Niños desobedientes, ¿qué hacer para educarlos?

Óscar Dorado · 17 julio, 2018
La desobediencia en los niños es una de las quejas más comunes que atrae la atención de los pediatras. En determinadas ocasiones, se trata de algo completamente normal. Te contamos todo sobre este angustiante problema.

Los niños desobedientes son aquellos que no responden a las imposiciones de los padres. Ciertamente, se trata de un problema al que deben enfrentarse muchas familias y que suele solucionarse cuando el niño se convierte en un adulto.

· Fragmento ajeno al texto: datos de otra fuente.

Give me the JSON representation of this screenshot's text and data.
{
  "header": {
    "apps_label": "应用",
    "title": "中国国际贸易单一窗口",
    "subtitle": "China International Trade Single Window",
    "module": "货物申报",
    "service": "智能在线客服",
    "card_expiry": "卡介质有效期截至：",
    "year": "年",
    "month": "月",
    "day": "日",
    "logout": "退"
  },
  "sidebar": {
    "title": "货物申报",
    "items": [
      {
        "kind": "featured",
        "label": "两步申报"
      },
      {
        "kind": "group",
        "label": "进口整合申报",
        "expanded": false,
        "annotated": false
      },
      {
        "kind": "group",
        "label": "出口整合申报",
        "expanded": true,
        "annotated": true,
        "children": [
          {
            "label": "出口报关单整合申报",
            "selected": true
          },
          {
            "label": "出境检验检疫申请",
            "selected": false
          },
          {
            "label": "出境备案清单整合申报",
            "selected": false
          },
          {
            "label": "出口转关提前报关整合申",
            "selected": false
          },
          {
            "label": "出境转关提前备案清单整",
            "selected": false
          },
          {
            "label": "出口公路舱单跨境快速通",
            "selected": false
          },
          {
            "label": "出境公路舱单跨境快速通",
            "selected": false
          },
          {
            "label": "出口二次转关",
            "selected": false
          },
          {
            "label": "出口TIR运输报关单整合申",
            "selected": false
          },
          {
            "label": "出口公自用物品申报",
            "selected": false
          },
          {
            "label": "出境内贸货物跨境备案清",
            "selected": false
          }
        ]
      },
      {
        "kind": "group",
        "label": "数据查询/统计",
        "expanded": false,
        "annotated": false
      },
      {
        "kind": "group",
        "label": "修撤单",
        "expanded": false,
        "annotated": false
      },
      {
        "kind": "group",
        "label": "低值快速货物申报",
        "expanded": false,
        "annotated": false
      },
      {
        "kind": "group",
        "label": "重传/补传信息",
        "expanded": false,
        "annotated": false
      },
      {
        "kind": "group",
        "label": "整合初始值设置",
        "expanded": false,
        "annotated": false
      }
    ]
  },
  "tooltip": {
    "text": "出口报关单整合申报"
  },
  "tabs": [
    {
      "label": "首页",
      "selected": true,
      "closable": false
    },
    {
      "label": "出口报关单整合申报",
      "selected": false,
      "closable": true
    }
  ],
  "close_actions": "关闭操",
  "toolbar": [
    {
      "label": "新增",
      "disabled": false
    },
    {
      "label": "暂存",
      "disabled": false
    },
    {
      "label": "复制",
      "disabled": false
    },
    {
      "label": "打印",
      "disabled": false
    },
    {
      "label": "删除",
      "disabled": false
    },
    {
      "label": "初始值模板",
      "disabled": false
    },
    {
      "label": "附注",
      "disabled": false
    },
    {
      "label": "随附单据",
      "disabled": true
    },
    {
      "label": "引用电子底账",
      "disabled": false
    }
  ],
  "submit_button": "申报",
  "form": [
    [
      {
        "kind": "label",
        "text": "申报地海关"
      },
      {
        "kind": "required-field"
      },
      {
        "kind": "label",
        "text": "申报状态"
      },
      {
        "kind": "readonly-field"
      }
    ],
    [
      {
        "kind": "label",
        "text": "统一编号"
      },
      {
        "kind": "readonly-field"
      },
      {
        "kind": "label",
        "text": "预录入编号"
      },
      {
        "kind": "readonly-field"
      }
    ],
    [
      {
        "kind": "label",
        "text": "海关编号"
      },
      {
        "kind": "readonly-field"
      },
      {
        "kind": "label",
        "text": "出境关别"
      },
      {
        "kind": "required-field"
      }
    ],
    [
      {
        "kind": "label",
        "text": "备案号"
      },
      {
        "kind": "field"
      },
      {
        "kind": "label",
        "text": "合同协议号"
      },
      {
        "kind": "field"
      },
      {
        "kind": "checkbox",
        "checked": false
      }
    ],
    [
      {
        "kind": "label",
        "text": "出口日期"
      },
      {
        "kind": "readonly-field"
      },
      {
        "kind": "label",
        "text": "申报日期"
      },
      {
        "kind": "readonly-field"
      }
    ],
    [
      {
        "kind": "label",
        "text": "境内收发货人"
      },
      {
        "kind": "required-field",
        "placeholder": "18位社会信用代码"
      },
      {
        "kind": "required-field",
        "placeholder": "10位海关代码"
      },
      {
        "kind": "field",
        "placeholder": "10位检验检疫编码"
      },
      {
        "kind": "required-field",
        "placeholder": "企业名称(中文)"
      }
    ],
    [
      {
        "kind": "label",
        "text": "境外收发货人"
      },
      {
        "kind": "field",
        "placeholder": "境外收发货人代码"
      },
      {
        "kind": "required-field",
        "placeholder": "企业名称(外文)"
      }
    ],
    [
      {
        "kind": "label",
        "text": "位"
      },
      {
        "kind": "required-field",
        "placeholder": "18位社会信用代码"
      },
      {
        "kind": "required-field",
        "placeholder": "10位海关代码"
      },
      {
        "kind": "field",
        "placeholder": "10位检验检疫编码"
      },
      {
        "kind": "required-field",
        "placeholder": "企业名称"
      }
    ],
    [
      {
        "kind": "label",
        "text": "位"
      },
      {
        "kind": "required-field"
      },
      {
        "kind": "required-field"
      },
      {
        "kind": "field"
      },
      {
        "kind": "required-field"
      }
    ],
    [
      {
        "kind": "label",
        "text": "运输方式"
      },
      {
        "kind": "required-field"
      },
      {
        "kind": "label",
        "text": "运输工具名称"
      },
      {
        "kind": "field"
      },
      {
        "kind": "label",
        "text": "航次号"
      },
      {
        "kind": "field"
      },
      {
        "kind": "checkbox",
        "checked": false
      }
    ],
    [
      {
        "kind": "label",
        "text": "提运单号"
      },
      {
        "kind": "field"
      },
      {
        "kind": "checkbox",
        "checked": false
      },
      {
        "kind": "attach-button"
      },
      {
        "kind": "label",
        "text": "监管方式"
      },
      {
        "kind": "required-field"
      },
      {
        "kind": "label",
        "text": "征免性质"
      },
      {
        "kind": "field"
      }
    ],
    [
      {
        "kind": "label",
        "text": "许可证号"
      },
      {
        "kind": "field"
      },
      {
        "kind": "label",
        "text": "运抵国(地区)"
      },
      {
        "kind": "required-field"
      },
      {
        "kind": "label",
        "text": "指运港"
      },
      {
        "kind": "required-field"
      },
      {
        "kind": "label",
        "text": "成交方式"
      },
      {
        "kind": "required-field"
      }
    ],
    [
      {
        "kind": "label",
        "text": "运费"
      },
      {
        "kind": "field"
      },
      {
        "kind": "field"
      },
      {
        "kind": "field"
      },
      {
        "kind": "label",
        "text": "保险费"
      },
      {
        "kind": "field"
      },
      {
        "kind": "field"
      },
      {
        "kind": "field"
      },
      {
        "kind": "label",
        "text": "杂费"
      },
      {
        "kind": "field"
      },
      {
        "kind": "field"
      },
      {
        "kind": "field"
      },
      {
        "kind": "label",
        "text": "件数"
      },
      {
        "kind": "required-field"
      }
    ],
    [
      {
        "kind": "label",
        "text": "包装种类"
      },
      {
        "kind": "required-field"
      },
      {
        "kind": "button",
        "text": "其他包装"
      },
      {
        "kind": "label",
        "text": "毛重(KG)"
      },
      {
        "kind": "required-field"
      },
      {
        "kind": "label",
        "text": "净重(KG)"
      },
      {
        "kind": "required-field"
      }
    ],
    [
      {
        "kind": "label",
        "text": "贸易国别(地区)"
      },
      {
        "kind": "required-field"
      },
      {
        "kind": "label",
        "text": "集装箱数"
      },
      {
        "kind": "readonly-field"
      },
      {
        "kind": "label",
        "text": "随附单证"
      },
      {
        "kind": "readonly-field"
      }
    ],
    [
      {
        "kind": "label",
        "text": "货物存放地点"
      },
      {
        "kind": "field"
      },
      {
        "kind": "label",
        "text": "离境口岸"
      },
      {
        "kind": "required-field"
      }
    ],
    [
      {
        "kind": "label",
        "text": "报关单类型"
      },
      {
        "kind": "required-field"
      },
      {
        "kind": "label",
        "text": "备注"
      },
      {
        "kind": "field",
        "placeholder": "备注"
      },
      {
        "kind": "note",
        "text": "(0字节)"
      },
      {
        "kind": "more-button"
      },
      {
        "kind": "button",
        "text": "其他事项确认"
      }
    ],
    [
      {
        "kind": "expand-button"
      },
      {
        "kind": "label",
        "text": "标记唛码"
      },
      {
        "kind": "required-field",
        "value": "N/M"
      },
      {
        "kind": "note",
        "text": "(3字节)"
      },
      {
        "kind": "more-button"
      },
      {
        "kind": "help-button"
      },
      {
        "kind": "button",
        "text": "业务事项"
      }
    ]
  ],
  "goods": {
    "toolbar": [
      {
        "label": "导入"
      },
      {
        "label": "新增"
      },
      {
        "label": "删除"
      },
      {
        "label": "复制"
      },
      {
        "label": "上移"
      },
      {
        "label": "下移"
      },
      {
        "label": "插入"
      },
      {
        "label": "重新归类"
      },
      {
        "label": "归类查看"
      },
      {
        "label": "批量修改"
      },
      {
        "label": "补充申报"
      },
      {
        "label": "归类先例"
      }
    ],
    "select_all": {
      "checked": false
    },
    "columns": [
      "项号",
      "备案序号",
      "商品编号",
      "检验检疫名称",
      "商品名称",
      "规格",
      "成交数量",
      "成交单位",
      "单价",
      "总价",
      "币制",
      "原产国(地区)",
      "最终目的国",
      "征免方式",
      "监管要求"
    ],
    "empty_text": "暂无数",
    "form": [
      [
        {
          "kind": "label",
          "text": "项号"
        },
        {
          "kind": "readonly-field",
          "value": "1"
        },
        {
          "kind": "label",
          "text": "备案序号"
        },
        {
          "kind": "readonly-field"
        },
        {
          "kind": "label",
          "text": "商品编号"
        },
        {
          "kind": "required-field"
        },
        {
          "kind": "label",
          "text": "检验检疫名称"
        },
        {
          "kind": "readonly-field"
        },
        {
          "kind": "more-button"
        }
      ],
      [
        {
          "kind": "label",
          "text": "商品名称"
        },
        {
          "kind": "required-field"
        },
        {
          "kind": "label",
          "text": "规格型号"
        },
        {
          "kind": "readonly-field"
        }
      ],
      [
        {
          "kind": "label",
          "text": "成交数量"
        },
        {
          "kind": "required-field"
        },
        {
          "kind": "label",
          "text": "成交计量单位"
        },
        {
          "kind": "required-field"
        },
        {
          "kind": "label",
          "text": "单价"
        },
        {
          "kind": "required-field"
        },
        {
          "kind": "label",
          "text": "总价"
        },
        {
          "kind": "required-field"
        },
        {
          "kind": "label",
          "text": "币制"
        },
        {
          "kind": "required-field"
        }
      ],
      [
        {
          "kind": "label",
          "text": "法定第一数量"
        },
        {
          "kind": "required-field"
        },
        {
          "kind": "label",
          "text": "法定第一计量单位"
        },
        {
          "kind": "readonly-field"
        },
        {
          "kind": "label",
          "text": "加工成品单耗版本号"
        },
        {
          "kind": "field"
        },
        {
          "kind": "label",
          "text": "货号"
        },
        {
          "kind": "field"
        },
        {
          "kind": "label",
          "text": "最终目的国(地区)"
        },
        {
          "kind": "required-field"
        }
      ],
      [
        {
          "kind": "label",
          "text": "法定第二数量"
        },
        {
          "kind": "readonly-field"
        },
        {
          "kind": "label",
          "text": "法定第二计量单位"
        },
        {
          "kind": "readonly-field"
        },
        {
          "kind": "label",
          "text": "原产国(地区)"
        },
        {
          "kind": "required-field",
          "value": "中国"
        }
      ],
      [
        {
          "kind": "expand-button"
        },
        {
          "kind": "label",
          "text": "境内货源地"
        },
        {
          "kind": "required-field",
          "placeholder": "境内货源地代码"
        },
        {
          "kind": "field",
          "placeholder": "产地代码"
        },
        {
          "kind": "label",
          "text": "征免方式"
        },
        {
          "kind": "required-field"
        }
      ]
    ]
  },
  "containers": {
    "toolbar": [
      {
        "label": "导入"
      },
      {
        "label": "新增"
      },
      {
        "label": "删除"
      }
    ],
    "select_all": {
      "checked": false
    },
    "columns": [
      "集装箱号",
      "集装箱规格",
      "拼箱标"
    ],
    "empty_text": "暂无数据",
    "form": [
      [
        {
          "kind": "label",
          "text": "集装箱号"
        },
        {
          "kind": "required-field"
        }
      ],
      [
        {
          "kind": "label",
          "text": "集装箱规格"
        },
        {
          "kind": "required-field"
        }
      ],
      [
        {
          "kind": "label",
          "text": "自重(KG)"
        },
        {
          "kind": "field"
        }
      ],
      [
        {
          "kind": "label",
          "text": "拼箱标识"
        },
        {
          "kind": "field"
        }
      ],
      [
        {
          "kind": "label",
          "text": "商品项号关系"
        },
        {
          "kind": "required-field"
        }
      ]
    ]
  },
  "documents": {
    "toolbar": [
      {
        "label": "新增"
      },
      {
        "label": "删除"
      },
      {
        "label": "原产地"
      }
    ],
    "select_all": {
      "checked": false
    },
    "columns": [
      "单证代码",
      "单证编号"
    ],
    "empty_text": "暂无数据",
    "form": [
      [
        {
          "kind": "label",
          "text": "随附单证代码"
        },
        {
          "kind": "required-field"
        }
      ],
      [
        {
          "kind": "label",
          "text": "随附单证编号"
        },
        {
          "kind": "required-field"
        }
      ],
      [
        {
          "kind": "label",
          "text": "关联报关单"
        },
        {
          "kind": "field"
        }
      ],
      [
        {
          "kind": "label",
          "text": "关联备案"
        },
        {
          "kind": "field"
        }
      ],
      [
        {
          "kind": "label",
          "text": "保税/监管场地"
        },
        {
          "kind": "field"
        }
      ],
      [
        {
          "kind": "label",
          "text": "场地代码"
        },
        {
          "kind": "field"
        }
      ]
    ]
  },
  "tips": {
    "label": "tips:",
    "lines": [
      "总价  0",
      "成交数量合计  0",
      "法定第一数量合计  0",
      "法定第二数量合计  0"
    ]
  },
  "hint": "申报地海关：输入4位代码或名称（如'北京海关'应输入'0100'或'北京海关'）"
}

En estos casos, una de las principales dificultades que surge es la comunicación. Cualquiera que sea el tono, la amabilidad o la persuasión, nada funciona y parece que el niño no atiende a los comentarios. ¡Incluso tiene el placer de no escucharlos!

Del mismo modo, deberías preocuparte si estos comportamientos se presentan en gran parte de su vida cotidiana o le impiden tener relaciones equilibradas con sus compañeros y las personas que pasan tiempo con ellos.

Ciertamente, es evidente que los niños quieren defender su propia opinión y afirmar sus derechos frente a los adultos. No debes sentirte frustrado después de una discusión desagradable; intenta comprender lo que el niño trata de comunicar.

Debes procurar descubrir por qué no está satisfecho y tratar de encontrar una solución adecuada. Ten en cuenta que, al crecer, este comportamiento se reflejará aún más en su propia personalidad.

Niños desobedientes, ¿qué hacer para educarlos?

La desobediencia a las reglas y los comportamientos de oposición son los rasgos característicos de algunos niños; esto puede ocurrir desde los primeros años de vida.

En algunos casos, esta tendencia persistirá y se convertirá en un rasgo de la personalidad, a pesar de los esfuerzos de los padres por inculcar obediencia y respeto a las reglas.

Los niños desobedientes pueden estar expresando rechazo a una situación determinada.

De cualquier modo, los niños desobedecen de vez en cuando, ya que sus cerebros en desarrollo hacen que sea difícil controlar los gestos, las emociones y los pensamientosAdemás, ellos están motivados por el placer, motivo por el cual hacen lo que quieren hacer en lugar de lo que se les pide. Por lo tanto, necesitan supervisión y ayuda para cumplir con las reglas.

Con el fin de que puedas reaccionar de una manera más tranquila y serena a la próxima discusión con tu hijo, es importante que comprendas lo siguiente: responder de una forma provocadora e insolente es una estrategia de los niños cuando desean enviar un mensaje específico a los adultos.

La insolencia de nuestros hijos es una reacción de oposición a una determinada situación con la que no están de acuerdo. Sin embargo, los padres a menudo no entienden su modus operandi.

Para que puedas comprender las respuestas provocativas y encuentres las soluciones oportunas, necesitas saber lo que tu hijo quiere obtener con su respuesta. 

“No debes sentirte frustrado después de una discusión desagradable; intenta comprender lo que el niño trata de comunicar”

Consejos para hacer que el niño obedezca

A continuación, te ofrecemos algunos tips para conseguir que el niño haga caso a tus indicaciones:

  • Asegúrate de llamar su atención antes de dar instrucciones. Para lograr esto, puedes usar los sentidos de la audición, el tacto y la vista para lograr que te escuche.
  • Cuando sea posible, dale al niño una opción, ya que su oposición a menudo expresa su deseo de decidir por sí mismo. Dejarlo tomar pequeñas decisiones también promueve su colaboración.
  • Muestra determinación. Tu hijo responde a las instrucciones que le das, pero también a la forma en que las formulas. Esto explica por qué los padres pueden aplicar las mismas reglas, pero obtienen resultados diferentes.
Los berrinches son normales en los niños desobedientes.

  • Durante los 2 y 3 años de edad del niño, sé firme, pero comprensivo. Es un momento para establecer límites mientras le das control sobre ciertos aspectos de su vida.
  • Prueba algunas fórmulas que sean útiles para ti.
  • Sé consistente en la aplicación de las reglas. La consistencia en la aplicación de las reglas es esencial porque es más probable que un niño pequeño desobedezca cuando las normas no se aplican siempre.
  • Cuando el niño no obedezca, en lugar de repetir e impacientarte, actúa. Tu hijo siempre ajusta su tiempo de reacción a su grado de tolerancia.
  • No le des lo que quiere cuando tiene una crisis. Si lo haces, entenderá que estas conductas son una buena forma de obtener los caprichos.

Por último, ten en cuenta que los niños desobedientes se oponen más a las reglas que los niños que no lo son. En cualquier caso, te recomendamos consultar con tu médico de confianza si durante un período demasiado largo el niño resiste tu autoridad regularmente, se opone con frecuencia o demuestra un comportamiento muy agresivo.